Le Cloud fête déjà ses dix ans, pourtant il ne pèse que 11% des dépenses en logiciels et services des entreprises en 2016 selon Markess. Cette mince proportion montre qu'il n'est pas encore devenu un réflexe pour les DSI. En cause, une frilosité à l'adopter, notamment pour des questions de sécurité, et le fait que le Cloud ne réponde pas encore à tous les besoins.

Si le Cloud est indéniablement une innovation disruptive, capable de modifier l'écosystème informatique, il est apparu trop en avance par rapport aux besoins identifiés par le marché. C'est pourquoi le principal enjeu actuellement consiste à passer du statut d’ « innovation leader » - au sens de première en son genre - à celui d’ « innovation pérenne », c'est-à-dire massivement adoptée. Pour y parvenir, il faut donc trouver des usages que plébisciteront les utilisateurs.

L'histoire de la technologie rappelle que l'adoption par les utilisateurs n'arrive pas toujours tel qu'on l'imaginait. Exemple avec le PDA (Personnal Device Assistant) imaginé par Steeve Jobs pour, à l'origine, reconnaitre l'écriture manuelle. Des années plus tard, ce PDA est devenu iPhone et ce sont la téléphonie, la photographie et la musique qui ont déclenché son succès.
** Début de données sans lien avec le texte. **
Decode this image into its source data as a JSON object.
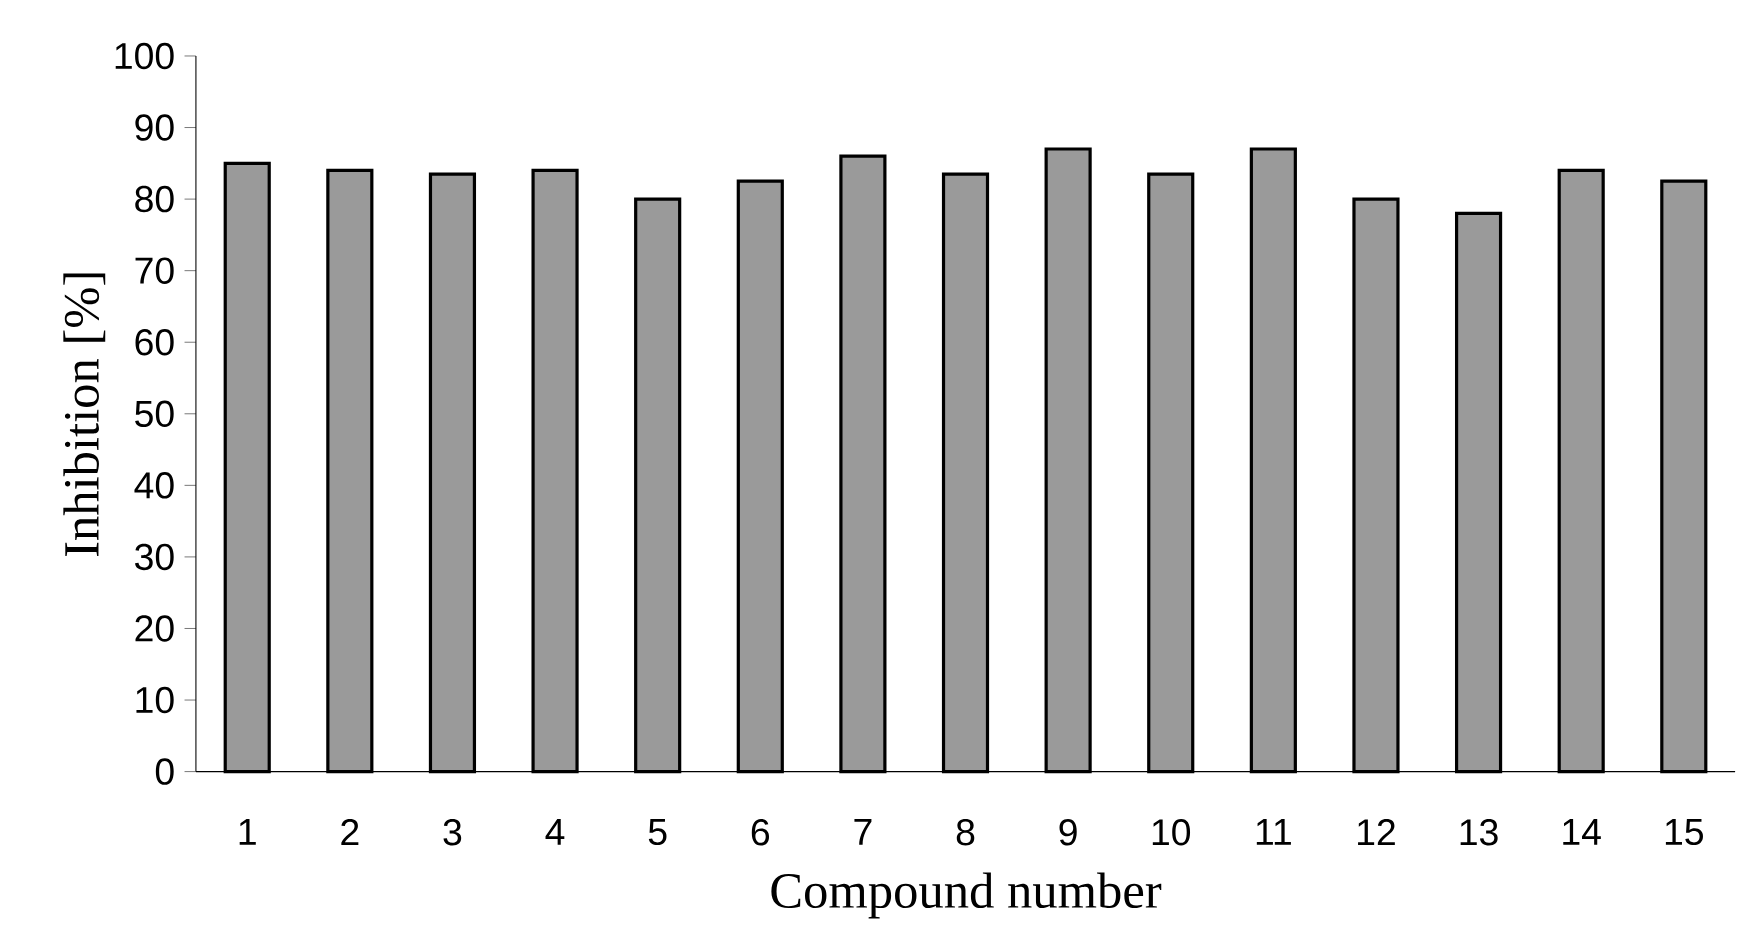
{
  "chart_data": {
    "type": "bar",
    "xlabel": "Compound number",
    "ylabel": "Inhibition [%]",
    "categories": [
      "1",
      "2",
      "3",
      "4",
      "5",
      "6",
      "7",
      "8",
      "9",
      "10",
      "11",
      "12",
      "13",
      "14",
      "15"
    ],
    "values": [
      85,
      84,
      83.5,
      84,
      80,
      82.5,
      86,
      83.5,
      87,
      83.5,
      87,
      80,
      78,
      84,
      82.5
    ],
    "color": "#9a9a9a",
    "ylim": [
      0,
      100
    ],
    "yticks": [
      0,
      10,
      20,
      30,
      40,
      50,
      60,
      70,
      80,
      90,
      100
    ],
    "grid": false
  }
}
Comme quoi, il suffit parfois d'ajouter une variante à une innovation pour que les utilisateurs aient la révélation d'un usage de masse.
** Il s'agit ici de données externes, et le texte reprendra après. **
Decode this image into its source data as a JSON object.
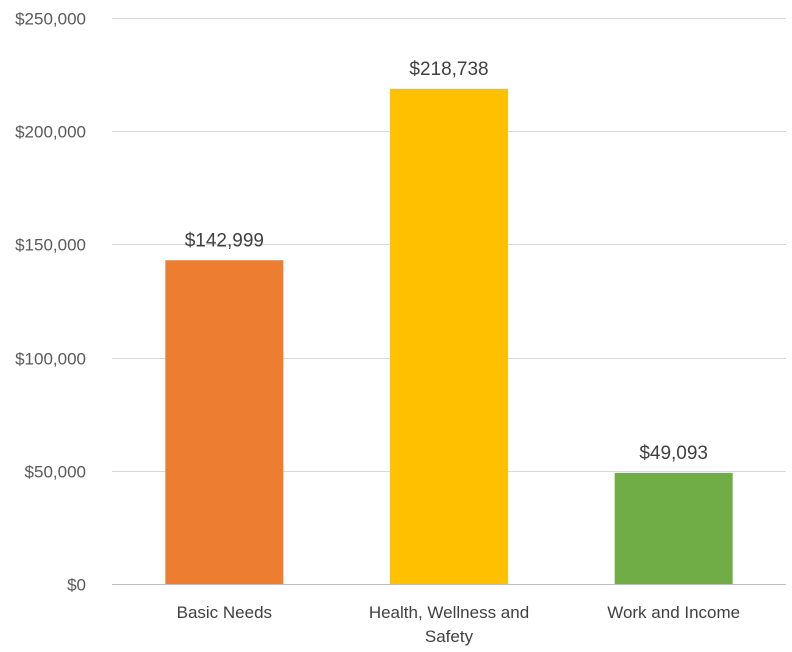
{
  "chart_data": {
    "type": "bar",
    "title": "",
    "xlabel": "",
    "ylabel": "",
    "categories": [
      [
        "Basic Needs"
      ],
      [
        "Health, Wellness and",
        "Safety"
      ],
      [
        "Work and Income"
      ]
    ],
    "values": [
      142999,
      218738,
      49093
    ],
    "data_labels": [
      "$142,999",
      "$218,738",
      "$49,093"
    ],
    "bar_colors": [
      "#ed7d31",
      "#ffc000",
      "#70ad47"
    ],
    "ylim": [
      0,
      250000
    ],
    "yticks": [
      0,
      50000,
      100000,
      150000,
      200000,
      250000
    ],
    "ytick_labels": [
      "$0",
      "$50,000",
      "$100,000",
      "$150,000",
      "$200,000",
      "$250,000"
    ],
    "grid": true,
    "legend": "none"
  }
}
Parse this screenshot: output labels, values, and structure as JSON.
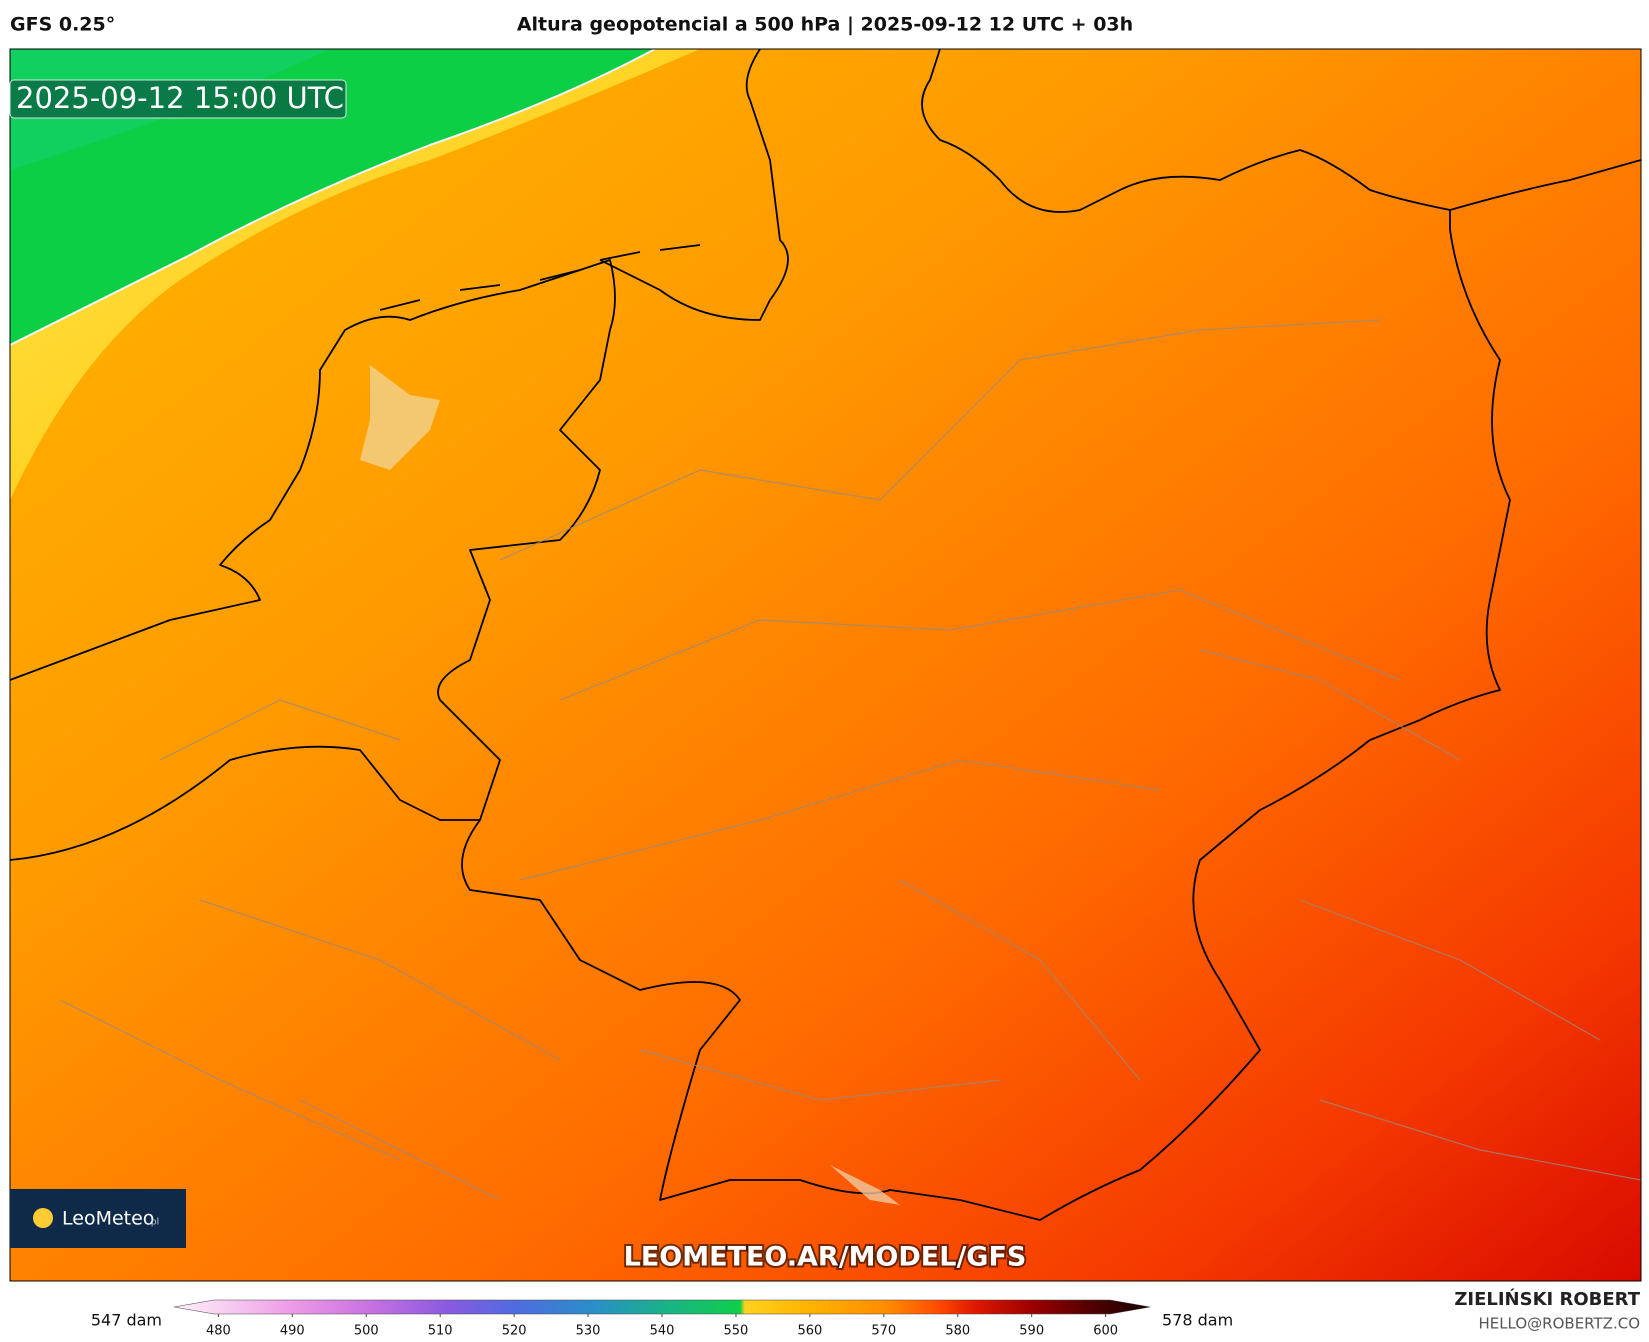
{
  "header": {
    "model": "GFS 0.25°",
    "title": "Altura geopotencial a 500 hPa | 2025-09-12 12 UTC + 03h"
  },
  "map": {
    "valid_time": "2025-09-12 15:00 UTC",
    "watermark": "LEOMETEO.AR/MODEL/GFS",
    "logo": "LeoMeteo",
    "logo_suffix": ".pl"
  },
  "colorbar": {
    "min_label": "547 dam",
    "max_label": "578 dam",
    "lim": [
      474,
      606
    ],
    "ticks": [
      480,
      490,
      500,
      510,
      520,
      530,
      540,
      550,
      560,
      570,
      580,
      590,
      600
    ]
  },
  "credit": {
    "name": "ZIELIŃSKI ROBERT",
    "email": "HELLO@ROBERTZ.CO"
  }
}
A son tour, le Cloud est tiré par les utilisateurs (grand public et métiers en entreprise) qui apprécient les services Saas prêts à l'emploi, très simples à exploiter. Les DSI doivent maintenant lui donner ses lettres de noblesse. Deux tendances vont y contribuer : la transformation numérique de l'entreprise et le succès des objets connectés. D'où le besoin de plateformes d'un nouveau type, que le Cloud sait fournir. Ce n'est donc pas seul mais combiné avec d'autres technologies que le nuage va trouver les variantes qui l'imposeront à grande échelle.